Passage de vies : pour une naissance libre

Sage-femme, quel beau métier ! Pourtant, celui-ci a bien
changé depuis ses origines. De savoir-faire reposant sur
l'expérience, l'art de la sage-femme s'est mué en pratique
soumise à la science obstétricale et à ses techniques interventionnistes.
Pour le meilleur comme pour le pire. Dans ce livre,
Joëlle Terrien nous invite à explorer l'Histoire mais aussi le présent,
pour tenter de comprendre le processus d'hyper-médicalisation
de la naissance. Mais si elle dénonce la «pathologisation»

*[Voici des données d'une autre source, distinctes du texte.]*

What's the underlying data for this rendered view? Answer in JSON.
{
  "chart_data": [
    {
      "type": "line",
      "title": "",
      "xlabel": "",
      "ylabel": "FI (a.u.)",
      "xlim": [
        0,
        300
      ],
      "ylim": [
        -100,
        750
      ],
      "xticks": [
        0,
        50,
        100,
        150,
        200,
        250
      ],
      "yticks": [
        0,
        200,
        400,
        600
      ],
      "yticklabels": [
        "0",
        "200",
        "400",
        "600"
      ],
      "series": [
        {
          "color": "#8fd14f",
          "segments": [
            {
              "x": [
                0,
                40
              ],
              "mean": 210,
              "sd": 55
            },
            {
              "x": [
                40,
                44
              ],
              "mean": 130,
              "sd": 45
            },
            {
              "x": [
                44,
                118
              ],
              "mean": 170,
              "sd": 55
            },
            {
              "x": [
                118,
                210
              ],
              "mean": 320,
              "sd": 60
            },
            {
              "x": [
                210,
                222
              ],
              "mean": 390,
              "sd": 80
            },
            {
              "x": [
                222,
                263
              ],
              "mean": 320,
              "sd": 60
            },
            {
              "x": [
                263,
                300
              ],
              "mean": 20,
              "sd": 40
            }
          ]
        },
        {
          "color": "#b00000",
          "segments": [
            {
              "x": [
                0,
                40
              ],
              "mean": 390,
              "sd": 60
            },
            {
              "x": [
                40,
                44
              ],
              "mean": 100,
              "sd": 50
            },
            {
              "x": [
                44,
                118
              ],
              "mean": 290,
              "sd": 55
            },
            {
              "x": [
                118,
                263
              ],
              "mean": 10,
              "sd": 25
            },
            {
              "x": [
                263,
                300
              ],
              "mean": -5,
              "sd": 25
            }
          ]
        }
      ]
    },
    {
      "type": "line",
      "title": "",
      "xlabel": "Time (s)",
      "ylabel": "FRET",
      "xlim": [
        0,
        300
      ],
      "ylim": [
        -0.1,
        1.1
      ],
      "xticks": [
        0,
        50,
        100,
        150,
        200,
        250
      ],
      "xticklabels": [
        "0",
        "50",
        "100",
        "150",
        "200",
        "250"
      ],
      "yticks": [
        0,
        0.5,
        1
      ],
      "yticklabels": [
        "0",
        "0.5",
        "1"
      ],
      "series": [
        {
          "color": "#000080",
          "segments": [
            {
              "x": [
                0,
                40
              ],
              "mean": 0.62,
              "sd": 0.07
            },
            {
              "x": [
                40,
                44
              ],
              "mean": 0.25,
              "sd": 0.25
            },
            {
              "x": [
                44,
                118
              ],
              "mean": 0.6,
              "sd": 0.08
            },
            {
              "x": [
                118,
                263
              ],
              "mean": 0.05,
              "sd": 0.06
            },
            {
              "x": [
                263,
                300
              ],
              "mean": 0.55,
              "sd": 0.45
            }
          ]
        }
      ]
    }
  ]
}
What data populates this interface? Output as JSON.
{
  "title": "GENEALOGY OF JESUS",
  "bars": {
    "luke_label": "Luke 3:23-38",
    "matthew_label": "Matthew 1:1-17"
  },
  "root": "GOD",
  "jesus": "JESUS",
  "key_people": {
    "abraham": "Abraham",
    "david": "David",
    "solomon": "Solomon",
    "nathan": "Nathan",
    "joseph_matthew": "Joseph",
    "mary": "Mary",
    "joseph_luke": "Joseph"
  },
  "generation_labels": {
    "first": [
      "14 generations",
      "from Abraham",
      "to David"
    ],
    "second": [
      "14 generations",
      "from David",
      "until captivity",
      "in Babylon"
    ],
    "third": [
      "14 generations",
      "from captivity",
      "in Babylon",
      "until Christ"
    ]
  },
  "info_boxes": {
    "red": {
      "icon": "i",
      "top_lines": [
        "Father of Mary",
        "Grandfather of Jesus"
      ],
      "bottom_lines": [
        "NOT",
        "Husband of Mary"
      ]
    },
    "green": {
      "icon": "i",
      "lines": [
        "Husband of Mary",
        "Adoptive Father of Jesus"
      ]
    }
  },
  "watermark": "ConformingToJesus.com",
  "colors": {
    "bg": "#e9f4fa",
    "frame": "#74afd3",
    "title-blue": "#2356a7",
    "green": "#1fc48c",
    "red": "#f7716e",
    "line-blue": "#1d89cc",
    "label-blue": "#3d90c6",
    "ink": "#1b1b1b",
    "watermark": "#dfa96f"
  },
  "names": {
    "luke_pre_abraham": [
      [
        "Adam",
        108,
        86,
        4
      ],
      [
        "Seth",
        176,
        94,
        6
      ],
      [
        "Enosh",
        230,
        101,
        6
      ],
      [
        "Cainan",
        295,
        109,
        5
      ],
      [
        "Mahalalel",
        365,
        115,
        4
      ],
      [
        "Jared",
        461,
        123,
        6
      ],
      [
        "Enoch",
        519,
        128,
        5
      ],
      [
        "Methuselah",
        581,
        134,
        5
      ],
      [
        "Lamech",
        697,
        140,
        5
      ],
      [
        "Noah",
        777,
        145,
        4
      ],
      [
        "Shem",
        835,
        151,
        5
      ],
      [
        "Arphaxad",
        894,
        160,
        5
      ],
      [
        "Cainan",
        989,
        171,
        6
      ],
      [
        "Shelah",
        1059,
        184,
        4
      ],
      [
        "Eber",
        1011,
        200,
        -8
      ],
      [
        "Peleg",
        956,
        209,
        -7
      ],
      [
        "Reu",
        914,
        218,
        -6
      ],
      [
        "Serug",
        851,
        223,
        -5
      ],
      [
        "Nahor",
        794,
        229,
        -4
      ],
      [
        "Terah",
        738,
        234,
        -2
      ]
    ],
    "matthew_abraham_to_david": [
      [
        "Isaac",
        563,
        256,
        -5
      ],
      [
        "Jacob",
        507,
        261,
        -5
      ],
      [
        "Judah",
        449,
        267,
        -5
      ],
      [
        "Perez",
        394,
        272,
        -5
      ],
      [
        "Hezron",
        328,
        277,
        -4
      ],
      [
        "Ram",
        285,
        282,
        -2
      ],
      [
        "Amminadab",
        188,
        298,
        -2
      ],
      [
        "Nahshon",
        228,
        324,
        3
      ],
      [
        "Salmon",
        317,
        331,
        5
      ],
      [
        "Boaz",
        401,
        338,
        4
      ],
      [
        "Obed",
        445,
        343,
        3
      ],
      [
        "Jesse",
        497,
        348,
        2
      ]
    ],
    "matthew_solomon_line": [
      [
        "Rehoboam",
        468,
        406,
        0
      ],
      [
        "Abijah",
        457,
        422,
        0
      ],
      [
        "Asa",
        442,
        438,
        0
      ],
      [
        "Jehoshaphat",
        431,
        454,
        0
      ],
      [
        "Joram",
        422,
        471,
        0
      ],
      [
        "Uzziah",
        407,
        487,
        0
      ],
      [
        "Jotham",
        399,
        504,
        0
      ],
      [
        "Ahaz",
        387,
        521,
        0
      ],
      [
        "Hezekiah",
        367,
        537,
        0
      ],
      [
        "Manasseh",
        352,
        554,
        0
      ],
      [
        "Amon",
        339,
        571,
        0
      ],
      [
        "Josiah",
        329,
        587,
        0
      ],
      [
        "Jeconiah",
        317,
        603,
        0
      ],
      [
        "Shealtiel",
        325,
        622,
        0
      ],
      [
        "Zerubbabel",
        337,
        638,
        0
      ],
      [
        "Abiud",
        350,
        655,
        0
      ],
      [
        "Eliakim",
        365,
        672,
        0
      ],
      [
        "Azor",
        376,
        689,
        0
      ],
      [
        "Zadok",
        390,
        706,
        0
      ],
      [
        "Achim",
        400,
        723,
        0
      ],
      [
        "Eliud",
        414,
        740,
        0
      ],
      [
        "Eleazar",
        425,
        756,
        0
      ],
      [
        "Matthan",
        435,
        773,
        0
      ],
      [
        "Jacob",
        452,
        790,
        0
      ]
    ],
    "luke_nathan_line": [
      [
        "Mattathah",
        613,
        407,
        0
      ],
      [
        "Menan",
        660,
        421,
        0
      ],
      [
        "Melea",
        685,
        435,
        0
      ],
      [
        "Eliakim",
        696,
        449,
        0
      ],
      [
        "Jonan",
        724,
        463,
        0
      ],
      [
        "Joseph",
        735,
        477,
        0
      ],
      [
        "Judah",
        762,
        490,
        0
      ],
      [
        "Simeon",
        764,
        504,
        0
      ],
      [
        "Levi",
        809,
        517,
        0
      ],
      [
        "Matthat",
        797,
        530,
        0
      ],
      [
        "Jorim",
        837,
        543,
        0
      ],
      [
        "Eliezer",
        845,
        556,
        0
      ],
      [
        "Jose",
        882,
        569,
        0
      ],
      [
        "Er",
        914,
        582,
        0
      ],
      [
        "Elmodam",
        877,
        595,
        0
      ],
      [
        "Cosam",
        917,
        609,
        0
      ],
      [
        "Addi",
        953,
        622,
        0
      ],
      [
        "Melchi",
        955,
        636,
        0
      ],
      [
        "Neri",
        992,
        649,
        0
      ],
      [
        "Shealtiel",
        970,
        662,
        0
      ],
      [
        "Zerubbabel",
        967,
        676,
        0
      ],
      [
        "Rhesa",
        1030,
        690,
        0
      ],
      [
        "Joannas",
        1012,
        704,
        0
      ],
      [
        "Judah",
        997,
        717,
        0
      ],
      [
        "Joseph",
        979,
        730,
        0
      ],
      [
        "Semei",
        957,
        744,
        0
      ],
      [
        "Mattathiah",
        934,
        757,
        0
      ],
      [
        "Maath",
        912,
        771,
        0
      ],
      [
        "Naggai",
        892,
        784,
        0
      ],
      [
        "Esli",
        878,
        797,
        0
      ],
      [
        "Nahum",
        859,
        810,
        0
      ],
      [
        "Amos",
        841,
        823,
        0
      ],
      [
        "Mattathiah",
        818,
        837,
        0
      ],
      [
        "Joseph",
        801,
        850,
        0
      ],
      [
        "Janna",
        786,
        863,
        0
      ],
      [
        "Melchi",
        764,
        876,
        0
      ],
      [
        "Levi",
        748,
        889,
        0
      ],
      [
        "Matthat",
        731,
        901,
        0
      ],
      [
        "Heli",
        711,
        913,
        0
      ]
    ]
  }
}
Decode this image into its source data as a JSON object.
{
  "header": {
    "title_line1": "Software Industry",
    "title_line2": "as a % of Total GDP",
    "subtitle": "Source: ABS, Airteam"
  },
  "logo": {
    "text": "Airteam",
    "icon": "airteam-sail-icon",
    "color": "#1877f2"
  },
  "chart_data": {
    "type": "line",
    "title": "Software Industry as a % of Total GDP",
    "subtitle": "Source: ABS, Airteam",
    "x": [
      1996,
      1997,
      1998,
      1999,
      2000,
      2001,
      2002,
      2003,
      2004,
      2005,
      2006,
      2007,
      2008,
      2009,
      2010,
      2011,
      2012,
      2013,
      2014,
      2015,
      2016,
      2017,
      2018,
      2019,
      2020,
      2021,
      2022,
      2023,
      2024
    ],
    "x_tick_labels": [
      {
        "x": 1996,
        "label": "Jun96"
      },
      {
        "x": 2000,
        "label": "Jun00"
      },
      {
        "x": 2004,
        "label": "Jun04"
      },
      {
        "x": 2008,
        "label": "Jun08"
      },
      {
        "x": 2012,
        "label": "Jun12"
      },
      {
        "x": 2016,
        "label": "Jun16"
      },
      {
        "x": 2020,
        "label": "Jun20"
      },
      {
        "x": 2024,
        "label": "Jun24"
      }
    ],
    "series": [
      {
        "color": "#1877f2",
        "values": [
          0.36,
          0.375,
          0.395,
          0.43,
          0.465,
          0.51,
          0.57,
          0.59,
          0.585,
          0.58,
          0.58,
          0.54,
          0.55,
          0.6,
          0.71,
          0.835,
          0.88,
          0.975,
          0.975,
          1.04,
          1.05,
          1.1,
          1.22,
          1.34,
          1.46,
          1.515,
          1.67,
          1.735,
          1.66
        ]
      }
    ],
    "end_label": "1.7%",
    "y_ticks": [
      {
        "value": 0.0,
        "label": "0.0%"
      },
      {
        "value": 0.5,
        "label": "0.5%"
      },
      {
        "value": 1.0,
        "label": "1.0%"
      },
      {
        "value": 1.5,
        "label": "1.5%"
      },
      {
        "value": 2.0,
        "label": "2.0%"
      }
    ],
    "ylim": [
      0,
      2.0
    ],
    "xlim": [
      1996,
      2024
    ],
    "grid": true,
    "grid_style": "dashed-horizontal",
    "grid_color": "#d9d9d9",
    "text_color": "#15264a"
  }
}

d'une compétence féminine fondamentale, Joëlle n'en renonce
pas pour autant à la rigueur scientifique. A l'investigation historique
et à l'analyse sociologique vient alors s'ajouter une
réflexion sur la physiologie de la naissance, qui considère le
corps vivant et en mouvement libre. La genèse du placenta,
l'hémodilution et l'anémie, le diabète gestationnel et le «gros
bébé», la césarienne, la douleur, sont autant de thèmes démystifiés
car abordés selon un point de vue qui considère la grossesse
et l'enfantement comme normaux, c'est-à-dire ayant leurs
propres normes. Car le corps de la femme, qui est un «corps
propre» et pas un «corps médical», a besoin de liberté de mouvement
pour remplir au mieux son rôle de «passeur de vies».
Alors, dans un troisième registre littéraire, celui de la conteuse
et de la poétesse, Joëlle nous invite dans l'intimité des femmes
qu'elle a accompagnées, en nous livrant des récits de naissance
sublimes et émouvants. Des naissances «naturelles» ou physiologiques,
des naissances libres ou autonomes, des naissances
sauvages ou animales. Des naissances heureuses, le lieu important
peu, au fond. C'est cette vision de la naissance respectée dans
son processus que cultive et transmet Joëlle Terrien. Son livre
est une invitation à changer de point de vue sur le «passage de
vies» que sont le corps de la femme et la mise au monde.